You may be burnt out on it but I’m a sap for this movie. I’m talking about the original released in 1947 with Oscar winner Edmund Gwenn as Kris Kringle. The film was written and directed by George Seaton, who won an Academy Award for best screenplay, and was nominated for best director (and best film).
There are far too many sub plots in this movie to dissect them all, including the Macy’s head of personnel who goes beyond his scope, trying to pass as a psychologist—risky stuff in those days. But the most well written, persuasive character in this ensemble cast is not Santa, it’s John Payne’s character Fred Gaily. He’s the attorney who risks his law career by putting his reputation on the line, all because he’s really in love with Doris and he has such respect and compassion for o’l Kris Kringle. By taking on the “impossible” task of proving Kringle is the real Santa Claus, he definitely places in jeopardy his reputation as a fledgling attorney, risking it all so that someday he could possibly become head of his own law firm. He also risks his relationship with Doris:
Doris (Maureen O’Hara): You’re not really serious about this?
Gaily: Of course I am.
Doris: But it’s “impossible” to prove he’s Santa Claus.
Gaily: Why? You saw Macy and Gimbal shaking hands. That wasn’t possible either, but it happened.
Doris: It’s completely idiotic. What do your bosses say?
Gaily: That either I drop this impossible case or they will drop me.
Doris: I can’t believe you would risk everything to prove the impossible…that there IS a Santa Claus!
Gaily: But no one else has the courage to stand up for Kris, and what he stands for!
Doing what’s obvious and ordinary provokes ordinary results. However, courageously stepping out on the skinny branches and taking on the “extraordinary,” lifts us out of the box, where ALL possibilities exist. No less scary, just more opportunity. The wisdom of Fred Gaily (and studio chief Darryl Zanuck) tells us to be courageous, do what’s right, go for the impossible, and prove to us that you are who you say you are.

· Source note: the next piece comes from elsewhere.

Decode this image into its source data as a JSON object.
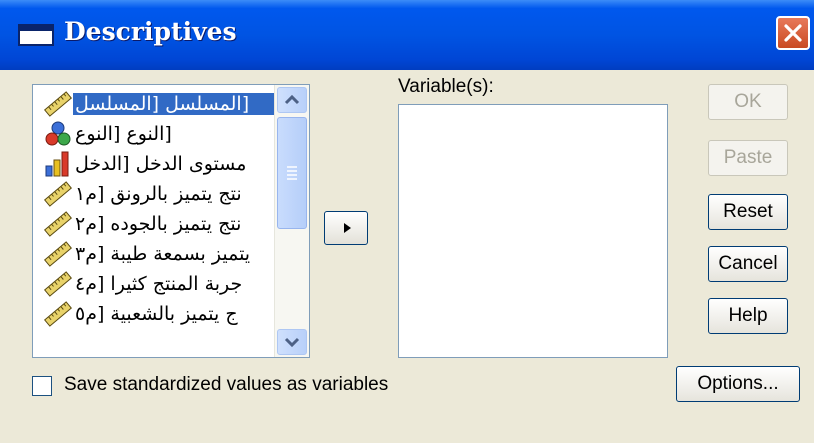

—This film itself was considered to be a long shot. However, Darryl Zanuck (head of 20th Century Fox) took a big risk and changed the release date from December to May, taking advantage of the summer season, rather than the cold winter when no one went to movies.
—The house shown at the end of the film is a 1703 square foot single family home built in 1943. It’s located at 24 Derby Road, Port Washington, New York. The home looks practically the same as it did in 1947, except that the roof line has been altered by the addition of a window.